Article
Correlation analysis of CT- and DXA-measured BMD in patients with lumbar spine instrumentation
Korrelationsanalyse von CT- und DXA-gemessener Knochendichte bei Patient*innen mit lumbalen Instrumentierungen
Search Medline for
Authors
Published: | June 4, 2021 |
---|
Outline
Text
Objective: Reduced bone mineral density (BMD) is a well-known risk factor for postoperative mechanical complications in spinal instrumentation of the elderly. In addition to dual x-ray absorptiometry (DXA) scans considered to be the gold standard for BMD screening, the use of computed tomography (CT) increases. The aim of this study was to investigate a correlation of BMD measured preoperatively using CT- and DXA-scans in patients planned for lumbar spinal fusion surgery.
Methods: All patients scheduled for lumbar spinal instrumentation who were screened by both preoperative lumbar CT- as well as DXA scans between 2009 and 2019 were retrospectively included. CT-BMD was measured using the “Schreiber-technique”, with a recommended time span between CT and DXA below 12 months. Patients with cervical or thoracic surgery as well as tumor-associated spine disease were excluded from the study.

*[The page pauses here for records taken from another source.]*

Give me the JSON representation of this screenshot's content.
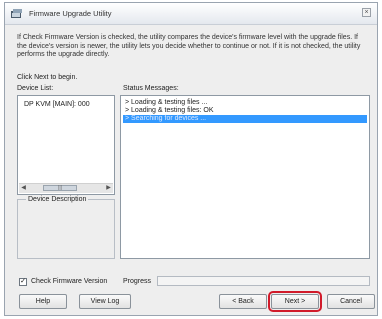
{
  "window": {
    "title": "Firmware Upgrade Utility",
    "close_glyph": "×"
  },
  "description": "If Check Firmware Version is checked, the utility compares the device's firmware level with the upgrade files. If the device's version is newer, the utility lets you decide whether to continue or not. If it is not checked, the utility performs the upgrade directly.",
  "instructions": "Click Next to begin.",
  "device_list": {
    "label": "Device List:",
    "items": [
      "DP KVM [MAIN]: 000"
    ]
  },
  "device_description": {
    "label": "Device Description"
  },
  "status": {
    "label": "Status Messages:",
    "messages": [
      "> Loading & testing files ...",
      "> Loading & testing files: OK",
      "> Searching for devices ..."
    ],
    "selected_index": 2
  },
  "check_firmware": {
    "label": "Check Firmware Version",
    "checked": true,
    "check_glyph": "✓"
  },
  "progress": {
    "label": "Progress",
    "value": 0
  },
  "buttons": {
    "help": "Help",
    "view_log": "View Log",
    "back": "< Back",
    "next": "Next >",
    "cancel": "Cancel"
  },
  "colors": {
    "selection": "#3399ff",
    "highlight_outline": "#d11a2a"
  }
}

Results: 64 patients (51 women, 13 men) with a mean age of 65 years were analyzed. The mean BMD was 95.2 ± 32.5 Hounsfield units (HU) on CT, while the BMD measured by DXA revealed to be 1.0 ± 0.3 and 0.6 ± 0.2 g/cm2 for the lumbar spine and the femoral neck, respectively. The Pearson correlation analysis demonstrated a significant correlation between CT-HU units and DXA scans of the femoral neck (R2 = 0.41, p<0.001), while no significant correlation between DXA scans of the lumbar spine and CT scans was shown (p>0.05). The correlation between DXA scans of the femoral neck and lumbar spine was also poor (p>0.05).

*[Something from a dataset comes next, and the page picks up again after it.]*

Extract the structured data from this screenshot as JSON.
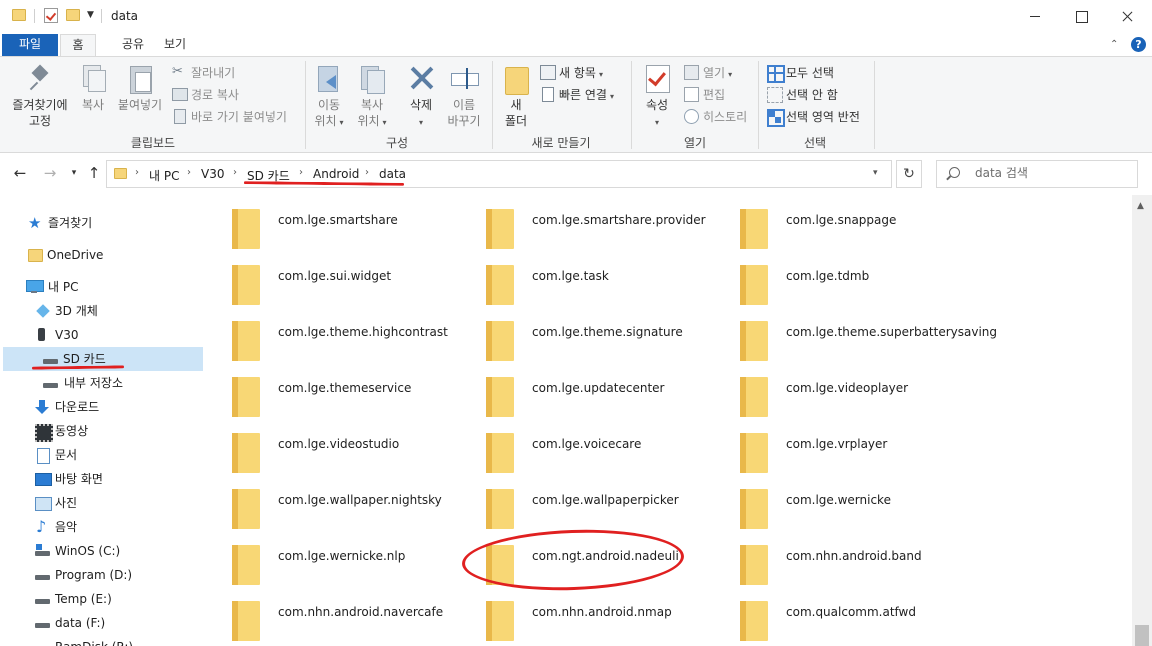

Conclusion: DXA scans particularly of the lumbar spine may not assess bone mineral density effectively. Due to various influential factors and local variations BMD measurement of the lumbar spine by the means of CT may be a more reliable tool. Further studies are necessary to evaluate the assessment of osteoporosis by preoperatively routinely available CT.